Their Level 1 Basic Bicycle Maintenance Course consists of four ninety-minute class sessions and covers basic routine maintenance. Topics range from how to fix a flat tire, to brake pad and cable adjustments, chain cleaning, routine pivot-point lubrication, and removing the rear wheel. The classes take place within the repair area of a bicycle shop, and provide an insiders look at the mechanics’ work area. Our classes are kept small, with a low student-to-teacher ratio and emphasize a hands-on approach to learning. Students get a chance to ask questions about their bicycles in a relaxed and fun learning environment. The cost for the class is $150.
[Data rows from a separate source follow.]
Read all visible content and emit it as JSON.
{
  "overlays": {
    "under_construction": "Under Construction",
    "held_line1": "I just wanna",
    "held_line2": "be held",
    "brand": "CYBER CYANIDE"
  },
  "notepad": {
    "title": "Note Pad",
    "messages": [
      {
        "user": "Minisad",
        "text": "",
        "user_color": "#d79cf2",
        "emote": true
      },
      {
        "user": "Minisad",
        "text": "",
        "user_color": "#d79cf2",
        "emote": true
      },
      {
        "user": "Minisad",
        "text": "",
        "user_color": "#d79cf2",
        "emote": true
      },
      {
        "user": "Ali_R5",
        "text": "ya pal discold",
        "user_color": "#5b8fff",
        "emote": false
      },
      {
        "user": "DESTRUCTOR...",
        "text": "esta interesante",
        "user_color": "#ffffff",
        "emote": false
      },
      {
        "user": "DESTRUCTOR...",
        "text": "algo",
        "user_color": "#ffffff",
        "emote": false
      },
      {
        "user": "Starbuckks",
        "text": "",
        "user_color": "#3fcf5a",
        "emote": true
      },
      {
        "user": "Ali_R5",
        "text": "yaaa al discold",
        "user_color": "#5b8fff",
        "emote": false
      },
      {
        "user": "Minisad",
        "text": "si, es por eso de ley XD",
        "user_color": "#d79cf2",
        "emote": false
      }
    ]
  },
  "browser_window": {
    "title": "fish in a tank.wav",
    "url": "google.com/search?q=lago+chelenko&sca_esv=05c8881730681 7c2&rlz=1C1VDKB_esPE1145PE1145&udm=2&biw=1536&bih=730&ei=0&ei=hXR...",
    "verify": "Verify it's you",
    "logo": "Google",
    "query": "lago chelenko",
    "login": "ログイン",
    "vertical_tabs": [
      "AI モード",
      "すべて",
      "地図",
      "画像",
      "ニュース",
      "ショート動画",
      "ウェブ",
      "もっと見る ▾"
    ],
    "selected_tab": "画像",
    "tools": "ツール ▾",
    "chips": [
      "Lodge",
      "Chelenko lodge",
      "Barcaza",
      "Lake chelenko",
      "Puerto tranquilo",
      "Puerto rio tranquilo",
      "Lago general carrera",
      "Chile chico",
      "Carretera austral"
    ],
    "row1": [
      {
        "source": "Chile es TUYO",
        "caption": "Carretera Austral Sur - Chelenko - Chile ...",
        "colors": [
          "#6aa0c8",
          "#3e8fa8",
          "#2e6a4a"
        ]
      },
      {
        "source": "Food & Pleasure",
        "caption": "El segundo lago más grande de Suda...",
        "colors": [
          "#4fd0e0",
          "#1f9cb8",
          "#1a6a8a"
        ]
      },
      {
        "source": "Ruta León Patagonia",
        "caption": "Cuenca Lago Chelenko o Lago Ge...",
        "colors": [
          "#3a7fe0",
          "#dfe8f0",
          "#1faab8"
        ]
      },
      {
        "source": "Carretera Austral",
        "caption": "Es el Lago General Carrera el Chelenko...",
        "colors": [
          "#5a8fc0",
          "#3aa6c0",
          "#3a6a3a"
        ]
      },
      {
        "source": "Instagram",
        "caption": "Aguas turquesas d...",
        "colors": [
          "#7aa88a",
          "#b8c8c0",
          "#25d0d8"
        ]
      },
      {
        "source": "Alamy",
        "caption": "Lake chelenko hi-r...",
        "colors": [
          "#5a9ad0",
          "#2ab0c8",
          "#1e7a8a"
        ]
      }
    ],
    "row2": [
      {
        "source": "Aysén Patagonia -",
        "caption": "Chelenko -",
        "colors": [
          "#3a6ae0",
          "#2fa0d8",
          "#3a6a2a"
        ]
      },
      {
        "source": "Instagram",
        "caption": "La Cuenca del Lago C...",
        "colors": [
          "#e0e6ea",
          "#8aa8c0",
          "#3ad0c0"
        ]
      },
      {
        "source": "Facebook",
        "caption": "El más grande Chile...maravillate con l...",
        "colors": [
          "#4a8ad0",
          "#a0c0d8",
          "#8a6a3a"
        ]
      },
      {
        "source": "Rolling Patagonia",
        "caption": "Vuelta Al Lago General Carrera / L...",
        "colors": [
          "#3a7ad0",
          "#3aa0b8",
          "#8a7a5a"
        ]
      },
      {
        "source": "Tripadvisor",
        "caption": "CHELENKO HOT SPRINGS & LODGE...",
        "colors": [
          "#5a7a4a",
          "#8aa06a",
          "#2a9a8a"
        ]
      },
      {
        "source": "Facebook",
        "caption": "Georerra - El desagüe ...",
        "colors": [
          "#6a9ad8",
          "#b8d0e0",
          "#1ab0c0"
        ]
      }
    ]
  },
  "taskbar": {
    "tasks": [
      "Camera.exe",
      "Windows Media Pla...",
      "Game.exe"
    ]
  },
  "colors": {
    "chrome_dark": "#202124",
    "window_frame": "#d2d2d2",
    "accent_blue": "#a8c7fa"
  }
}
In Milwaukee, Carolyn Weber is starting up a Ladies Night at the Milwaukee Bicycle Collective beginning this Thursday, from 6 pm to 9 pm. Women who want to ride together can meet at Truly Spoken Cycles at 5:30 for a group ride to the Collective. In the first class July 14th, women will learn how to change a flat. The focus of second class July 21st, will be on adjusting brakes. The July 28th class will emphasize adjusting shifters. The last class will be about general bike tune-ups and is scheduled for August 4th. The classes are free, but as always with non-profits, I’m sure small donations to the Bike Collective are welcome to help keep doors open.
At this moment, Ladies Repair Night will be run by one female volunteer and staffed by one male volunteer. The goal is to make this night 100% operated and populated by women, but due to difficulties with Collective key holder responsibilities and volunteer requirements (a limited pool of volunteers) it is not possible at this time. The male volunteer will, in the meantime, attempt to be as hands-off as possible.
What if you are a guy and don’t know your cone wrench from a pin spanner? Of if you are a woman and the class schedules don’t work for you? In Milwaukee Own Power Bicycle Logistics comes to the rescue with personalized classes that fit most any schedule and any skill level. Own Power is the brainchild of Mark Sirek, the former head of the service department at Wheel and Sprocket’s north shore location. In addition to being a great wrench, Mark is super nice and over the last eight years has taught more than 600 people how to work on their own bicycles. Mark can come to you or you can go to him. He can also help with personalized bicycle commuter services (routing, riding in traffic, gear, etc.) or give presentations to your business to get you biking for transportation rather than just recreation.
Take control of your destiny by taking one of these fun classes, and you will never fear a flat again.